In 1873, Father
Damien deVeuster, aged 33, arrived at Kalaupapa. A Catholic missionary
priest from Belgium, he served the leprosy patients at Kalaupapa until
his death. A most dedicated and driven man, Father Damien did more
than simply administer the faith: he built homes, churches and
coffins; arranged for medical services and funding from Honolulu, and
became a parent to his diseased wards.
Shown here in a rare
pencil sketch from December 1888, Damien contracted the disease, and
after 16 years of selfless service, died in 1889.
In 1886, Brother
Joseph Dutton arrived at Kalaupapa to assist Father Damien.

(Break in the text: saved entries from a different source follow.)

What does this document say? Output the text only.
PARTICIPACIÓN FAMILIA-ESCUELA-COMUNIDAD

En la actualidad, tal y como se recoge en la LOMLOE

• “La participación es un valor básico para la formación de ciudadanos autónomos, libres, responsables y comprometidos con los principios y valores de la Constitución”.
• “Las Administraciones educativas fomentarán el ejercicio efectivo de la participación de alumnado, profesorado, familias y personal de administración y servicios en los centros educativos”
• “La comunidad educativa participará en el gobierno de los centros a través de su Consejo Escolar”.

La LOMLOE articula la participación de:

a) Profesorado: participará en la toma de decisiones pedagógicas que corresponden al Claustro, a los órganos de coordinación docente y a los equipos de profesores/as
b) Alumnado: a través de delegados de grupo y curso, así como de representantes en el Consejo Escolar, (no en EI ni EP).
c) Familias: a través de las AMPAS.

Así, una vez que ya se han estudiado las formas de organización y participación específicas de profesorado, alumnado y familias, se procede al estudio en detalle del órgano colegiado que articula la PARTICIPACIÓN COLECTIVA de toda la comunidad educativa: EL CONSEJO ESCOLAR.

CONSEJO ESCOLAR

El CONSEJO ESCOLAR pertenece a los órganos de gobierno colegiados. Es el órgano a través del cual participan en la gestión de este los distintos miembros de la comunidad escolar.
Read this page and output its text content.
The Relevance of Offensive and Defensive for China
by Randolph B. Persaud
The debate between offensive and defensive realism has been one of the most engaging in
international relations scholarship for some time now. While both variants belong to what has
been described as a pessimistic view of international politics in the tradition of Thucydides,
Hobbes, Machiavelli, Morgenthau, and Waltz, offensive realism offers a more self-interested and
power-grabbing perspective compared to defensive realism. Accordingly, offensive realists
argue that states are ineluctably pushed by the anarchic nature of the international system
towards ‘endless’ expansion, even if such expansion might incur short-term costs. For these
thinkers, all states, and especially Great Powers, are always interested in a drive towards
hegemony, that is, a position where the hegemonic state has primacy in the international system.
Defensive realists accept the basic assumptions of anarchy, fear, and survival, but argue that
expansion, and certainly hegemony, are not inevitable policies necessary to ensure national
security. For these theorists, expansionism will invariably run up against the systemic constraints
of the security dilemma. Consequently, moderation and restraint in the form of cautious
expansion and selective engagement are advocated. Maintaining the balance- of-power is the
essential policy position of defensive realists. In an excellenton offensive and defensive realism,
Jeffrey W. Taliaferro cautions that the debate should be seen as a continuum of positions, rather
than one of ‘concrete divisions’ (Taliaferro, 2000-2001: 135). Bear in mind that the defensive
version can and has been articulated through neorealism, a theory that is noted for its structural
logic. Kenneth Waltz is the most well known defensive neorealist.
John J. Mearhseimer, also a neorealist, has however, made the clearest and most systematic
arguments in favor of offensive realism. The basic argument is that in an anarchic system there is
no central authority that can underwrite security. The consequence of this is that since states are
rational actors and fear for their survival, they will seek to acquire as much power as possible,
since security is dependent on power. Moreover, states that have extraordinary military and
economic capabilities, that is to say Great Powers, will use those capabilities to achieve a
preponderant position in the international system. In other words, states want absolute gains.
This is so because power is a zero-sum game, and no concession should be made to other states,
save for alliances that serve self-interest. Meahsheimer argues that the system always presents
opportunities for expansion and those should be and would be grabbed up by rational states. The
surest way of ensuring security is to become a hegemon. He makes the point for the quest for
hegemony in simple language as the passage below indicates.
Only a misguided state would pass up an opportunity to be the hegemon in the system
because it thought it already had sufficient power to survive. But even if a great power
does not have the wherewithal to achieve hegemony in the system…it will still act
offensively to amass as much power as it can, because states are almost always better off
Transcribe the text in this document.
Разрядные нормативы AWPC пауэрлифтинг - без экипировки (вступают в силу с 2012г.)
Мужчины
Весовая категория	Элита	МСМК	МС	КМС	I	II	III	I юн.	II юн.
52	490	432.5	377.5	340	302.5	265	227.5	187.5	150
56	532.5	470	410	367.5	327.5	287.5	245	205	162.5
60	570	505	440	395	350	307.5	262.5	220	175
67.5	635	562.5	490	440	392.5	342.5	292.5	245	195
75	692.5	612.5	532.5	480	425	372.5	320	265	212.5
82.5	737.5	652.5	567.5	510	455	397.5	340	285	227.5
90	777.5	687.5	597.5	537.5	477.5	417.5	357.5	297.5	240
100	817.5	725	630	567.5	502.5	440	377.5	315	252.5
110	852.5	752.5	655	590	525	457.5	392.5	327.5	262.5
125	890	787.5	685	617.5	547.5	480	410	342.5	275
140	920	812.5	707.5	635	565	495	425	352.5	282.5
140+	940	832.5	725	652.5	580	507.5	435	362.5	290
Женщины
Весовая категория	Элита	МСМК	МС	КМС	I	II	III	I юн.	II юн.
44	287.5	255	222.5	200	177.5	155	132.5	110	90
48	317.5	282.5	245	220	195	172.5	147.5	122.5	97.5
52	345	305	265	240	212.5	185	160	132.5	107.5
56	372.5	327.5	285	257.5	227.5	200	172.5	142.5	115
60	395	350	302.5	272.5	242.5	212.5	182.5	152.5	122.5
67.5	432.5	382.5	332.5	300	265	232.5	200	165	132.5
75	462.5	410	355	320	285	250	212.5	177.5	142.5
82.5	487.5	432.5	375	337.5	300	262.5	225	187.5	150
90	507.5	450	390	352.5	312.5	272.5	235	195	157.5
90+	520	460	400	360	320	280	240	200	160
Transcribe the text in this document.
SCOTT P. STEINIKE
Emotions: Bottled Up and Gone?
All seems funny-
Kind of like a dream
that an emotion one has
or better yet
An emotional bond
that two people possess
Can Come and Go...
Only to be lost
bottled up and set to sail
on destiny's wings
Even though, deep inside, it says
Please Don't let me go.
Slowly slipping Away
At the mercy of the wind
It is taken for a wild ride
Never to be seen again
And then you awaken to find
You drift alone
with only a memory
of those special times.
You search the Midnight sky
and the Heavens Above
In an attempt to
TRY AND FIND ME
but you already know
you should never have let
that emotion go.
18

Dutton, an
energetic and dedicated missionary priest, assumed many of the duties
Damien was unable to perform as his leprosy progressed.
Mother Marianne,
another revered servant, devoted 29 years on the peninsula as an
administrator, nurse and educator. She spent her life on the go, even
as her age climbed well into the seventies. She died in 1918.
In 1977, Pope Paul VI
declared Father Damien to be venerable, the first of three steps that
lead to sainthood. Pope John Paul II declared Damien blessed in 1995,
the second step before canonisation as a saint.
With the advent of
sulfone drugs in the 1940s, the disease was put in remission and the
sufferers are no longer contagious. The fewer than 100 former patients
remaining on the peninsula are free to travel or relocate elsewhere,
but most have chosen to remain where they have lived for so long.